Comprendre l’échec  du Rafale au Brésil n’est pas chose facile. Il faudrait pour cela passer au tamis la longue séquence des négociations qui ont précédé la décision finale.  Et le pourrait-on que cela ne suffirait pas. Ce genre de dossier comporte une part d’ombre qui ne peut pas être complètement levée.

Le commerce des armes - d’Etat à Etat -  n’obéit  pas à la logique du commerce privé, même s’il emprunte à ce dernier certains de ses mécanismes. A cela deux raisons. La première est le nombre des décideurs concernés, et leur difficile identification.

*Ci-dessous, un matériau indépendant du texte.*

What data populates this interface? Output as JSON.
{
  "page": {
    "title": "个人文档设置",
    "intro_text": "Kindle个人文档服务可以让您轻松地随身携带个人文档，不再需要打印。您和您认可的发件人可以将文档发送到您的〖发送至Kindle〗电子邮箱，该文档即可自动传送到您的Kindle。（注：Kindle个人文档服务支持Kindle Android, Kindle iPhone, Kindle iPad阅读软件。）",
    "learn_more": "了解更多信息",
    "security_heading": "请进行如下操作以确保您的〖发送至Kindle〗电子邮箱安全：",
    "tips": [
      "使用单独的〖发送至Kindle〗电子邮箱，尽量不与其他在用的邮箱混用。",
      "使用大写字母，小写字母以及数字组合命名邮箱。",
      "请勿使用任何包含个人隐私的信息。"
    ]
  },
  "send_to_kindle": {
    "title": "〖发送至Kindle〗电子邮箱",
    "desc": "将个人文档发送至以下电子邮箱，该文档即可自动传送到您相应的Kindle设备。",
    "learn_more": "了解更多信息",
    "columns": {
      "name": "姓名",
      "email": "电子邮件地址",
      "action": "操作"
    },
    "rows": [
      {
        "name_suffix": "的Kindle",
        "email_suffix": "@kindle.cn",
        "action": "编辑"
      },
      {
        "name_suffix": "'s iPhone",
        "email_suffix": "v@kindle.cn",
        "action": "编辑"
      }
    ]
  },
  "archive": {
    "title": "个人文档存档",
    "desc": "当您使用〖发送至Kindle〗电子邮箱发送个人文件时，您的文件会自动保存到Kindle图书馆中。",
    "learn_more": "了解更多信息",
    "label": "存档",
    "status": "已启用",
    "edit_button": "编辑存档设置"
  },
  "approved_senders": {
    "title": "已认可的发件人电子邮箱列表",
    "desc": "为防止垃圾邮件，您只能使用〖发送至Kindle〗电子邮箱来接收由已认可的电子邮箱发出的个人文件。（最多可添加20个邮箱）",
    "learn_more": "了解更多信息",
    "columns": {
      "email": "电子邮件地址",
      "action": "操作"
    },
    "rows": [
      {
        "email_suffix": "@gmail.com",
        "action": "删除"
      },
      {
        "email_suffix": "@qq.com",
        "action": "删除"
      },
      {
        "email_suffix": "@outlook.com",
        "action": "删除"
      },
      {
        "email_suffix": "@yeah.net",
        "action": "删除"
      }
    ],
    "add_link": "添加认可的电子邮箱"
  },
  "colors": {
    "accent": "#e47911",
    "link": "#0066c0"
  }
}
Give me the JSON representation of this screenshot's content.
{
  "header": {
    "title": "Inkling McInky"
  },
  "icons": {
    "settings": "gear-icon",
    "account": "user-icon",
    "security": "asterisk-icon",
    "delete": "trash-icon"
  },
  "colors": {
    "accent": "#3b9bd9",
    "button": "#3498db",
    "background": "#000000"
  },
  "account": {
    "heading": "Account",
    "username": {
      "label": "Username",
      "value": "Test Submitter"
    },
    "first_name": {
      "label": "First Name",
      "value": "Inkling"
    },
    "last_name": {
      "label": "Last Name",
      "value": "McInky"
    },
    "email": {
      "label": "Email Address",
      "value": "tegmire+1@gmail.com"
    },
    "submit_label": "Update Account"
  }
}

Comme chacun peut le comprendre, les parties prenantes abondent, dans et hors la sphère gouvernementale du pays acheteur. Les Ministères bien-sûr, la Défense, mais aussi l’Industrie, l’Economie, les Cabinets du Président et du Premier Ministre. Il faut ajouter les commissions ad'hoc du Parlement, la Banque Centrale, les lobbies industriels concernés par les transferts de technologie. Si l'on tient compte en outre des échelons dits  inférieurs et des offices secondaires disposant parfois de réels pouvoirs, c'est toute une géographie complexe de décideurs réels et apparents qu’il s’agit d’identifier, de convaincre… ou d’apaiser.

La deuxième difficulté découle directement de la durée de négociations de ces méga-contrats. La durée porte avec elle l'aléa politique des élections et des changements d'interlocuteurs. L'habileté du "vendeur" est donc de gagner les faveurs du parti au pouvoir tout en ménageant la possibilité d'un relais avec le ou les partis d'opposition.

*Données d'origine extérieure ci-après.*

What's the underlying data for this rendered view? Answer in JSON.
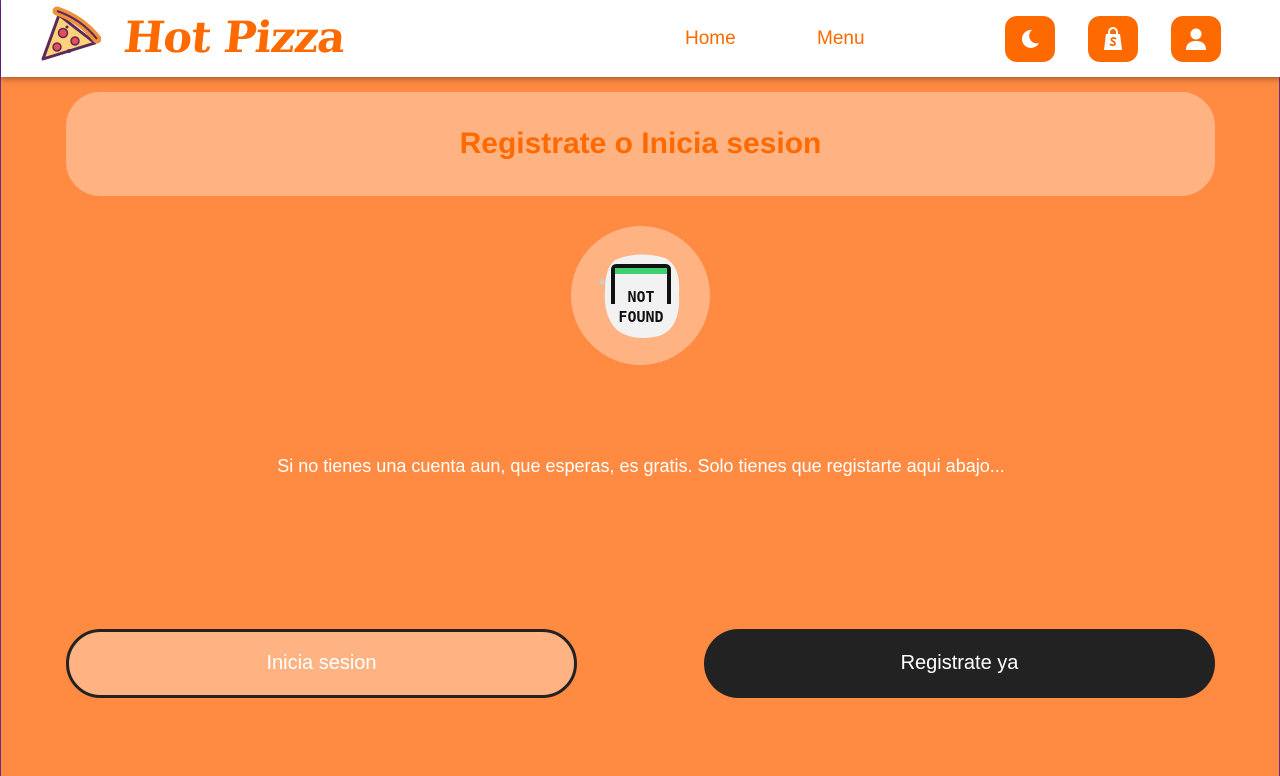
{
  "header": {
    "brand": "Hot Pizza",
    "nav": [
      {
        "label": "Home"
      },
      {
        "label": "Menu"
      }
    ],
    "icons": {
      "theme": "moon-icon",
      "cart": "shopping-bag-icon",
      "user": "user-icon",
      "logo": "pizza-slice-icon"
    }
  },
  "main": {
    "title": "Registrate o Inicia sesion",
    "avatar_image": "not-found-image",
    "avatar_text": [
      "NOT",
      "FOUND"
    ],
    "message": "Si no tienes una cuenta aun, que esperas, es gratis. Solo tienes que registarte aqui abajo...",
    "login_label": "Inicia sesion",
    "register_label": "Registrate ya"
  },
  "colors": {
    "accent": "#ff6a00",
    "background": "#ff8a42",
    "card": "#ffb383",
    "dark": "#222222"
  }
}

Une telle complexité pose la question du leadership de l'action commerciale. Le négociateur de terrain ne peut pas et ne doit pas tout faire. L’ambassadeur de France, l’attaché militaire, le gouvernement français ont certes  un rôle à jouer dans la partition, mais l’Etat-major de l’industriel est à seul même d’en décider les modalités, car lui-seul dispose de la vue d’ensemble.

Dans son rôle de  chef d’orchestre ce dernier s'appuie sur un élément essentiel du dispositif, son représentant local. Installé de longue date dans le pays cible, discret sans être secret, d’une loyauté à toute épreuve, celui-ci joue un rôle capital. Souvent ancien militaire lui-même, il a pu approcher sans difficulté ses homologues, nouer des contacts à tous les échelons, repérer dans les écoles militaires les officiers les plus prometteurs, les suivre dans leur progression jusqu'aux plus hauts niveaux. Un réseau patiemment constitué lui permet le moment de venu de dresser avec précision la liste des vrais décideurs et de maitriser la dynamique cachée de la négociation.

La qualité de son travail est mise à l'épreuve dans la phase finale où tout s'accélère. De nouveaux interlocuteurs surgissent alors, électrons libres ou personnages mandatés par la concurrence, qui  prétendent pouvoir  orienter la décision de manière décisive ou au contraire la bloquer. Qui sont-ils ? N’importe qui, proche de la famille d’un membre du gouvernement, fonctionnaire subalterne avide de monnayer un réel pouvoir de blocage, prête-nom d’un leader d’opposition… On imagine le professionnalisme requis pour «gérer » efficacement ces situations, le risque de mise-en-danger  de contrats de plusieurs milliards d’euros, la destruction possible de milliers d’heures de travail.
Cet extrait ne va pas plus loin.